What Happens to British Ships When Satellites Don't Work?
/The Royal Navy and Britain's merchant fleet, along with most others around the world, rely on satellites for navigation - but what happens if they don't work?
It's a question that troubles the former First Sea Lord, Lord West of Spithead, who has spent months trying to find out if the UK has a back-up plan.
"My concern is that those people who are not friends with us are looking at ways to knock out satellite communications," he says.
"I thought I'd ask the government, I thought they'd have processes, but it became very clear from their answers that they don't understand what the problem is.
"There's no proper system for achieving communication if satellites collapse."
The Labour peer, who was the UK's first cyber-security minister under Prime Minister Gordon Brown, is convinced the government needs to act to protect the British fleet.
"If you don't have a fallback for a system, you can bet your bottom dollar that someone will exploit that," he says.
"The best fallback is probably old VHF [radio] systems. GPS can very easily be messed up. We know the Russians are practising this."
GPS - the Global Positioning System - was developed by the US military in the 1970s and has largely replaced pulsed radio transmissions as the main maritime navigation system.
"Everybody's lazy. They think satellites can do everything," says Clive Evans, a former Merchant Navy officer who represents seafarers' union Nautilus.
In the 1960s, ships had radio systems which used the same technology as today's mobile phones to pinpoint locations.
"Every country in the world has shut down these radio transmitters," Mr Evans, says, leaving seafarers "dumbfounded" because rogue states or an electromagnetic pulse from the sun could severely disrupt satellites.
Solar flares can severely damage some of the electronics on GPS satellites, says Jean-Charles Gordon, maritime analytics manager of the shipping publication Lloyd's List.
But, he adds, they tend to be localised, while there are generally enough other satellites to correct disrupted signals - except for some remote locations which are served by just two satellites.
Jamming and spoofing
Purposeful disruption by hostile states or groups is another problem.
Mr Gordon says the Chinese Navy very frequently jams signals - overloading the receiver to the point that it can't hear the satellites that are around - in the South China Sea.
This allows it to keep operations secret and, because the equipment is so powerful, it can disrupt shipping "in a wide radius".
The could affect both Royal Navy and merchant shipping, he says, although it is understood that the Royal Navy uses systems designed to evade jamming.
Another disruption technique is spoofing.
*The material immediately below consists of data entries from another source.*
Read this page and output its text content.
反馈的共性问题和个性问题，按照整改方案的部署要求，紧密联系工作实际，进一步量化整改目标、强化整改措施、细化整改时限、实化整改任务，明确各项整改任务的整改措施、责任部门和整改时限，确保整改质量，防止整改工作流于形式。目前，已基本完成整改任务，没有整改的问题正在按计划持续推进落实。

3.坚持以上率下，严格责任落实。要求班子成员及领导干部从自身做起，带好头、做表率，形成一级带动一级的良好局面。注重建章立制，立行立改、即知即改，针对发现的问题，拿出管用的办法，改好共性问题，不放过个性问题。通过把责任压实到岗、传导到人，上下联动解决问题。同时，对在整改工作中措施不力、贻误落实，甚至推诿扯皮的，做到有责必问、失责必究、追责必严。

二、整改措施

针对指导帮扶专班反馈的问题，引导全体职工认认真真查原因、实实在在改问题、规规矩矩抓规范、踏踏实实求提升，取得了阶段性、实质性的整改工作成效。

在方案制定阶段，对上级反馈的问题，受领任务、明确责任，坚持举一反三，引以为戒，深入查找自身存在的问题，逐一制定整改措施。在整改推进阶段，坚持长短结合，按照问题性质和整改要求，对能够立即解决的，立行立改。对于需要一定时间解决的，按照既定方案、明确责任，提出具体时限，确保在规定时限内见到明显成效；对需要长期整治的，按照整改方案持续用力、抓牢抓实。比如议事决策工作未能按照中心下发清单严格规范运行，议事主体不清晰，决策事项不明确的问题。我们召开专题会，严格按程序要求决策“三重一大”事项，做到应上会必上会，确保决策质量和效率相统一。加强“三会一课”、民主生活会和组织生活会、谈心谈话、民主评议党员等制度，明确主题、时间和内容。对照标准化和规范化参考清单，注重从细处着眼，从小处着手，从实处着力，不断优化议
This involves providing false GPS data to a receiver, which then gets gradually more misleading, sending a ship further off-course, Mr Gordon says.
In 2019, the Stena Impero, a British-flagged ship, was probably lured by Iran into its waters using spoofed satellite data, says the editor of Lloyd's List, Richard Meade.
"Ships are essentially big floating computers nowadays," says Mr Gordon, while spoofing and jamming are essentially a form of hacking.
Global supply chains are "quite fragile right now," says Mr Meade, but ships are not yet being hacked "on a regular basis", and he argues that hacks of company offices by cyber criminals currently pose a bigger threat to shipping.
"The skills of a seafarer 20 years ago were very different to today's," and there is a review under way by the industry to look at what is now needed, he adds.
Technology is advancing too quickly for regulation to keep up, Mr Meade says.
Celestial navigation
In 2015, the French and Norwegian governments decided to cease their eLoran transmissions, meaning navigation via radio alone has since become impossible in northern Europe.
eLoran remains the favoured radio back-up alternative for those concerned about the situation, such as Clive Evans and Lord West.
But without transmitters based in other countries, any radio-based system would only work in UK territorial waters. At this time, the government has no funded programme for an eLoran system in UK waters or British Extended Economic Zones.
In this year's integrated review of UK defence and foreign policy, the government said it was committed to strengthening the resilience of the "position, navigation and timing (PNT) services on which our critical national infrastructure and economy depend".
A Department for Business, Energy and Industrial Strategy spokesperson said: "The government is exploring ways to ensure PNT resilience for the UK, including a range of potential solutions in space and on land."
And, if all else fails, ship's officers are expected to know how to get by using "traditional methods", according to the UN International Maritime Organization.
Among them, a spokesperson says, is a "knowledge, understanding and proficiency in celestial navigation" - watching the stars.